Mitt Romney has an evangelical problem because evangelicals have a Mitt Romney problem.
This is a troubling concern for the GOP frontrunner for the 2012 nomination. Evangelicals have been a dominant constituency in Republican politics since Ronald Reagan assembled his winning coalition of fiscal, foreign policy, and moral conservatives back in 1980. Ever since then, successful GOP candidates for the White House have made sure to have this group on their side. This is especially important for anyone approaching South Carolina, where evangelical Christians are especially well represented (60 percent of likely voters). But the former Massachusetts governor is having a hard time winning them over.
It's not because of his Mormon religion that Bible believers are wary of the candidate. That was so 2008. They're over it. After three years of Barack Obama, having a Mormon in the White House doesn't look so bad to them.

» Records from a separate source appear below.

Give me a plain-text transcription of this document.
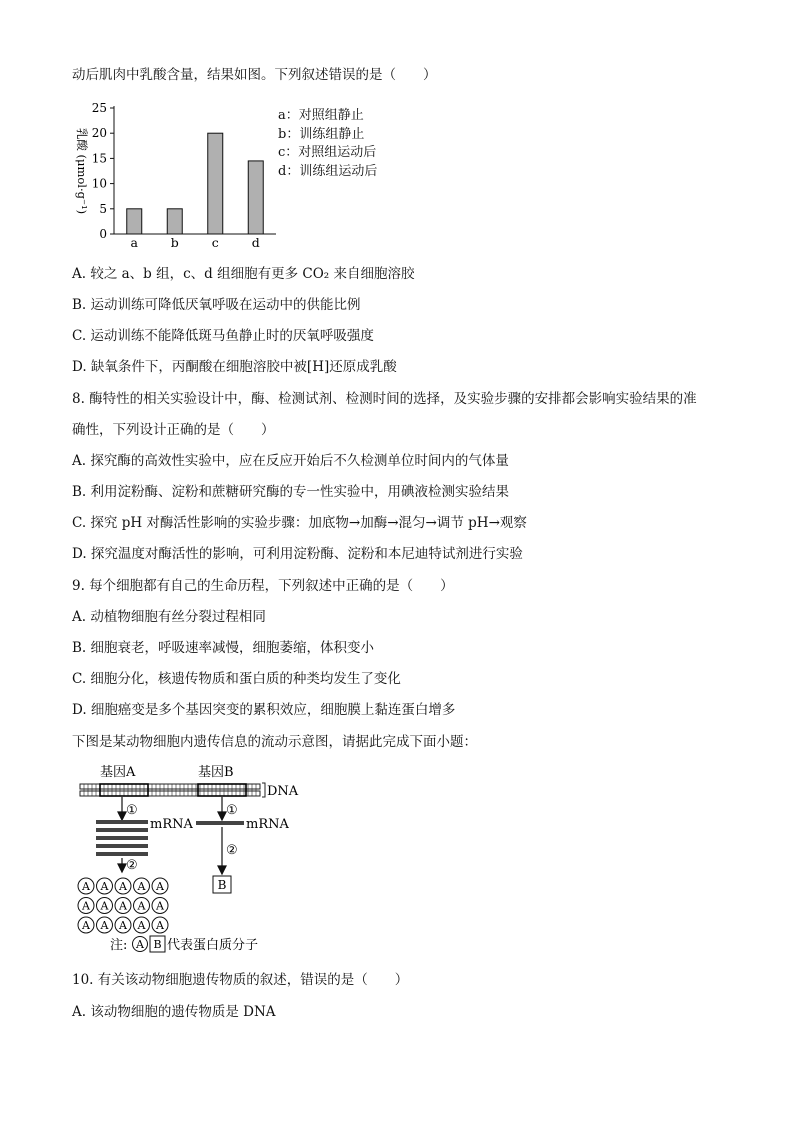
动后肌肉中乳酸含量，结果如图。下列叙述错误的是（　　）
0
5
10
15
20
25
a	b	c	d
乳酸 (μmol·g⁻¹)
a：对照组静止
b：训练组静止
c：对照组运动后
d：训练组运动后
A. 较之 a、b 组，c、d 组细胞有更多 CO₂ 来自细胞溶胶
B. 运动训练可降低厌氧呼吸在运动中的供能比例
C. 运动训练不能降低斑马鱼静止时的厌氧呼吸强度
D. 缺氧条件下，丙酮酸在细胞溶胶中被[H]还原成乳酸
8. 酶特性的相关实验设计中，酶、检测试剂、检测时间的选择，及实验步骤的安排都会影响实验结果的准
确性，下列设计正确的是（　　）
A. 探究酶的高效性实验中，应在反应开始后不久检测单位时间内的气体量
B. 利用淀粉酶、淀粉和蔗糖研究酶的专一性实验中，用碘液检测实验结果
C. 探究 pH 对酶活性影响的实验步骤：加底物→加酶→混匀→调节 pH→观察
D. 探究温度对酶活性的影响，可利用淀粉酶、淀粉和本尼迪特试剂进行实验
9. 每个细胞都有自己的生命历程，下列叙述中正确的是（　　）
A. 动植物细胞有丝分裂过程相同
B. 细胞衰老，呼吸速率减慢，细胞萎缩，体积变小
C. 细胞分化，核遗传物质和蛋白质的种类均发生了变化
D. 细胞癌变是多个基因突变的累积效应，细胞膜上黏连蛋白增多
下图是某动物细胞内遗传信息的流动示意图，请据此完成下面小题：
基因A	基因B
DNA
①	①
mRNA	mRNA
②
②
A A A A A
A A A A A
A A A A A
B
注: A B 代表蛋白质分子
10. 有关该动物细胞遗传物质的叙述，错误的是（　　）
A. 该动物细胞的遗传物质是 DNA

Evangelicals are wary because they are looking for a reliable conservative to replace the sitting president, not someone who will cut deals with Democrats, Massachusetts-style. They want someone who will take the side of the unborn, support biblical and traditional marriage, and preserve what remains of our moral environment. They want a champion who will reign in government spending, cut the debt, and free up business to get the economic engine turning again.
In short, they want someone who will lift the government burden from their backs so they can go about their business in the godliness of saints and the dignity of free human beings (1 Timothy 2:2). They don't want government to be God; they just want it to preserve us in our liberty to do God's work in the context of a morally supportive and decent society.
Mitt Romney has sent the right signals on all these questions, but evangelicals aren't sure that isn't just sweet talk. But regardless of their doubts, if Romney is the nominee evangelical voters will brave wind, sleet, and snow to vote for him rather than suffer four more years of America-suppressing foreign policy, growth-stunting economic policy, and liberty-snatching healthcare policy.